Written by Suchita Thepkanjana
Illustrated by Sylvain Chan
Content Warning: This article mentions rape and other forms of sexual violence, including domestic abuse
‘Rape’ is an ugly word. So ugly, most people actively avoid saying it.
‘Rape’ conjures an image of violence so intense, we often prefer to leave it tucked away in the darkest corners of society, where it is easily forgotten.
But for Dr. Julia Costet (Department of Government), this word and all its connotations come up daily — not simply in the news, but in her career.
She recently finished her PhD thesis entitled, ‘Speaking Rape: Engaging Experience for a Feminist Social Practice of Rape Survivorship’. Inspired by the #MeToo movement, her research explores the development of a lexicon surrounding sexual violence and its relationship with survivor silence.
The core of this research is the lived experiences of rape survivors whom she herself has helped.
Julia spent the past two years volunteering for the North London Rape Crisis Helpline, where she supports anonymous callers through the aftermath of their rape.
For her, ‘rape’ is not merely an ugly word — it is a very harrowing, very complex reality that she fights on the frontlines.
And this is what she has learned…
“Rape is not as straightforward as we would like it to be.”
To whom does sexual violence happen?
The most common answer will probably describe a young woman in a sketchy alleyway at night. But the reality is much more complicated.
“Being on the helpline is very shattering because you realise that [rape] affects very different regions,” Julia claims.
For example, she has learned from the helpline that most rapes occur within families and intimate relationships. But, sexual violence primarily operates in “the spaces where people are especially marginalised.”
She continues: “[Sexual violence] is interwoven and interlocked with a lot of different political dynamics, race, gender, residential status, employment…”
She recalls that an alarming portion of callers to the helpline were minors, while other callers have been migrants, sex workers, and students.
Perhaps most surprisingly, for many callers, rape was not the “worst thing that has ever happened to them,” and they had survived through multiple traumatic ordeals.
“This just shows that certain patterns of violence, certain lives, experience so much precarity and vulnerability,” she explains.
According to her, we need to complicate who the ‘Rapeable Subject’ is.
Rape does not exclusively happen to the average woman on the streets at night. Believing it does obscures how rape is intrinsically enabled by a “wider landscape of social suffering,” by intersecting structures of oppression that leave certain groups less protected.
As Julia articulately puts it, “Rape is made possible by institutional and structural features of our lives, where certain people are rendered vulnerable to this kind of violence.”

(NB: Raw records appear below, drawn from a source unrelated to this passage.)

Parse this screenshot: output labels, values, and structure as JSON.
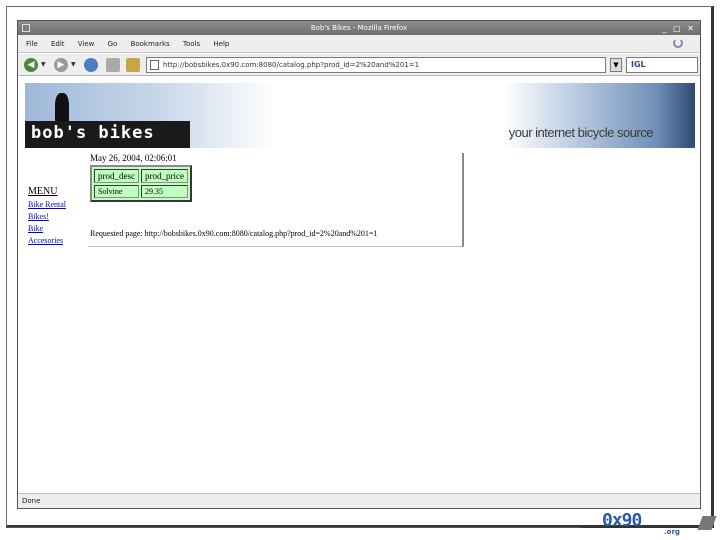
{
  "window": {
    "title": "Bob's Bikes - Mozilla Firefox",
    "controls": "_ □ ✕"
  },
  "menubar": {
    "items": [
      "File",
      "Edit",
      "View",
      "Go",
      "Bookmarks",
      "Tools",
      "Help"
    ]
  },
  "navbar": {
    "url": "http://bobsbikes.0x90.com:8080/catalog.php?prod_id=2%20and%201=1",
    "search_text": "IGL",
    "back_glyph": "◀",
    "forward_glyph": "▶",
    "dropdown_glyph": "▼"
  },
  "banner": {
    "logo_text": "bob's bikes",
    "tagline": "your internet bicycle source"
  },
  "sidebar": {
    "title": "MENU",
    "links": [
      "Bike Rental",
      "Bikes!",
      "Bike",
      "Accesories"
    ]
  },
  "main": {
    "date": "May 26, 2004, 02:06:01",
    "table": {
      "headers": [
        "prod_desc",
        "prod_price"
      ],
      "rows": [
        [
          "Solvine",
          "29.35"
        ]
      ]
    },
    "requested": "Requested page: http://bobsbikes.0x90.com:8080/catalog.php?prod_id=2%20and%201=1"
  },
  "statusbar": {
    "text": "Done"
  },
  "footer": {
    "logo_main": "0x90",
    "logo_sub": ".org"
  },
  "colors": {
    "table_bg": "#bfffbf",
    "link": "#0000cc",
    "logo_blue": "#2a5aa8"
  }
}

“We need to sit comfortably with ‘Speaking Rape’”
On a more hopeful note, we can begin to tackle sexual violence with what Julia calls ‘Speaking Rape’, arguably the most important thing she learned from the helpline.
That means, first and foremost, getting past the ‘ugliness’ of the word that makes us so vehemently avoid saying ‘Rape’ at all.
“It’s a dark topic, but it’s also something that happens so often to so many people that if we keep stressing how dark it is, we’re only going to discourage people from coming forward and feeling comfortable to talk about it,” Julia explains.
“I’m not saying we should do that so that people will be less afraid, but for us to identify what the source of that fear ought to be,” she continues, “Because now, [that fear] is the dark alleyway. But should we be questioning broader patterns that are politically enabled by institutions? Should we be more fearful or resistant to that?”
Furthermore, she believes safe spaces like helplines are the places that foster this Speaking of rape.
At the North London Rape Crisis Helpline, for example, volunteers are trained to give survivors “complete agency” by “never putting words onto the experiences that they’ve had.”
She explains, “there’s something really politically important about this because … what rape does is disempower or impose some kind of narrative on someone … so having the space to be able to put your own words to redefine this experience is really important.”
Spaces like these, furthermore, allow survivors to “map where this violence takes place, what renders it possible, and what conditions enabled each individual iteration to be possible.”
Yet in a world where sexual violence shows no sign of stopping — the ONS reported an 11% increase in sexual offences over the past year — we must ask: is it even possible to end sexual violence in its entirety?
Julia hesitates, before saying, “I need to believe that it is possible.”
“Ultimately, we can only envision a world without rape by addressing its existence, and the structures of oppression that enable it, head-on. Given that sexual violence thrives in silence, the first thing we can do to end it is to speak.